Петр: На не так давно состоявшемся закрытии выставки «Верю» художник Осмоловский сказал очень интересную фразу, что наконец-то русское искусство поднялось до европейского уровня, т.е. стало качественным, серьезным блокбастером. Он говорил это с оттенком искреннего восторга. И кажется, что Дмитрий Александрович Пригов разделяет эту позицию, что задача русского искусства – чтобы, наконец, поднялись до Европы, т.е. были престижность, номинации и т.д. Хотя совершенно очевидно для русских художников, что европейское искусство – это нечто наигранное, лишенное таких основополагающих черт для искусства, как глубинная творческая агрессия или сексуальная энергия, которая совершенно необходима в искусстве.
Долгин. Интересно, так ли это ясно «русским зрителям»?
Пригов: Может быть, это ясно для русских художников, но для московских художников это не совсем ясно, это во-первых. Во-вторых, насчет сексуальной энергии, если она в тебе есть…

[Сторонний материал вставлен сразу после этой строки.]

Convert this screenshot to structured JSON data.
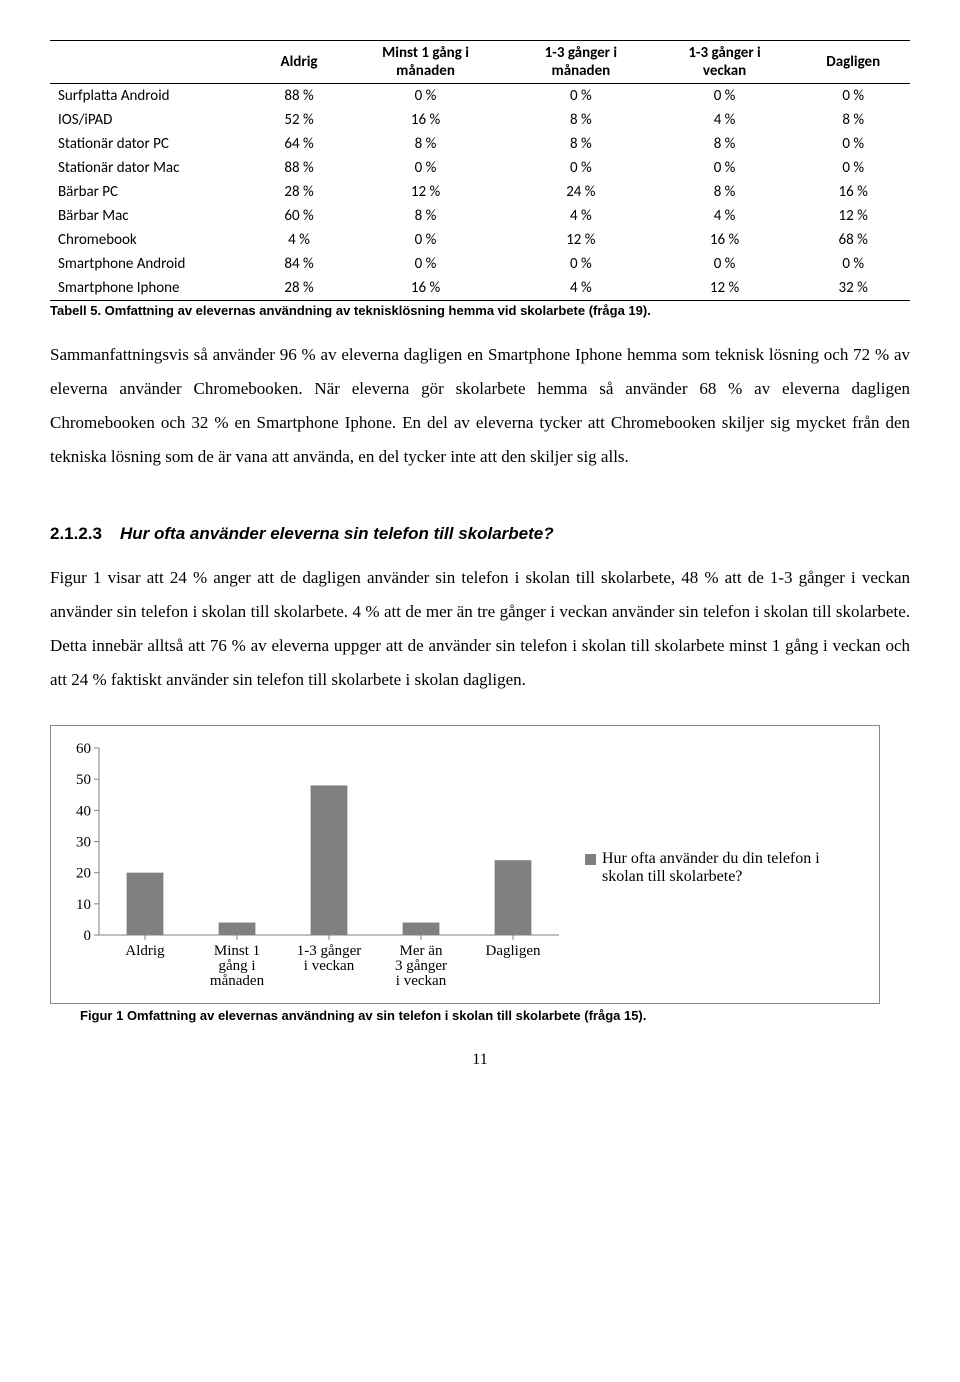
{
  "table": {
    "columns": [
      "",
      "Aldrig",
      "Minst 1 gång i månaden",
      "1-3 gånger i månaden",
      "1-3 gånger i veckan",
      "Dagligen"
    ],
    "rows": [
      [
        "Surfplatta Android",
        "88 %",
        "0 %",
        "0 %",
        "0 %",
        "0 %"
      ],
      [
        "IOS/iPAD",
        "52 %",
        "16 %",
        "8 %",
        "4 %",
        "8 %"
      ],
      [
        "Stationär dator PC",
        "64 %",
        "8 %",
        "8 %",
        "8 %",
        "0 %"
      ],
      [
        "Stationär dator Mac",
        "88 %",
        "0 %",
        "0 %",
        "0 %",
        "0 %"
      ],
      [
        "Bärbar PC",
        "28 %",
        "12 %",
        "24 %",
        "8 %",
        "16 %"
      ],
      [
        "Bärbar Mac",
        "60 %",
        "8 %",
        "4 %",
        "4 %",
        "12 %"
      ],
      [
        "Chromebook",
        "4 %",
        "0 %",
        "12 %",
        "16 %",
        "68 %"
      ],
      [
        "Smartphone Android",
        "84 %",
        "0 %",
        "0 %",
        "0 %",
        "0 %"
      ],
      [
        "Smartphone Iphone",
        "28 %",
        "16 %",
        "4 %",
        "12 %",
        "32 %"
      ]
    ],
    "caption": "Tabell 5. Omfattning av elevernas användning av teknisklösning hemma vid skolarbete (fråga 19)."
  },
  "paragraph1": "Sammanfattningsvis så använder 96 % av eleverna dagligen en Smartphone Iphone hemma som teknisk lösning och 72 % av eleverna använder Chromebooken. När eleverna gör skolarbete hemma så använder 68 % av eleverna dagligen Chromebooken och 32 % en Smartphone Iphone. En del av eleverna tycker att Chromebooken skiljer sig mycket från den tekniska lösning som de är vana att använda, en del tycker inte att den skiljer sig alls.",
  "section": {
    "number": "2.1.2.3",
    "title": "Hur ofta använder eleverna sin telefon till skolarbete?"
  },
  "paragraph2": "Figur 1 visar att 24 % anger att de dagligen använder sin telefon i skolan till skolarbete, 48 % att de 1-3 gånger i veckan använder sin telefon i skolan till skolarbete. 4 % att de mer än tre gånger i veckan använder sin telefon i skolan till skolarbete. Detta innebär alltså att 76 % av eleverna uppger att de använder sin telefon i skolan till skolarbete minst 1 gång i veckan och att 24 % faktiskt använder sin telefon till skolarbete i skolan dagligen.",
  "chart": {
    "type": "bar",
    "categories": [
      "Aldrig",
      "Minst 1 gång i månaden",
      "1-3 gånger i veckan",
      "Mer än 3 gånger i veckan",
      "Dagligen"
    ],
    "values": [
      20,
      4,
      48,
      4,
      24
    ],
    "ylim": [
      0,
      60
    ],
    "ytick_step": 10,
    "yticks": [
      0,
      10,
      20,
      30,
      40,
      50,
      60
    ],
    "bar_color": "#808080",
    "tick_color": "#808080",
    "axis_color": "#808080",
    "bar_width_ratio": 0.4,
    "background_color": "#ffffff",
    "legend_label": "Hur ofta använder du din telefon i skolan till skolarbete?",
    "caption": "Figur 1 Omfattning av elevernas användning av sin telefon i skolan till skolarbete (fråga 15).",
    "label_fontsize": 15
  },
  "page_number": "11"
}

Петр: Но в Европе ее нет совершенно!
Пригов: Если она в тебе есть, то независимо, русский, японский, корейский, индобразильский художник, независимо от тебя она проявляется. Не надо быть русским художником, чтобы являть сексуальную энергию.
Петр: Мы говорим о формах существования европейского искусства, которое исключает эти формы и проявления.
Пригов: Полно региональных искусств: индонезийское, финское и т.д. Если идешь в финский музей, там полно финских художников, это позиция. Есть искусство, ориентирующие на интернациональный контекст, есть искусство, рассчитанное на национальное. Ничего специфического для России в этом нет. В России, как во многих регионах: в Индии, в Индонезии – существует эта ориентация, в этом нет ничего особенного. Просто у нас ориентация на разное искусство, на разные дискурсы. Вы существуете в своей зоне, я в своей зоне, мы не противники друг друга, у нас разные публика, площадки, так что все замечательно. Я не вижу здесь проблемы.
В заключение, большое вам всем спасибо. Как правило, такие собственные идеологические построения всегда страдают некой насильственностью, и вопросы заставляют что-то скорректировать и понять, что ты высказываешь не абсолютную истину, а только свои пристрастия. Каждый раз ты забываешь это, но такого рода вопросы ставят тебя на место. Спасибо за все эти вопросы.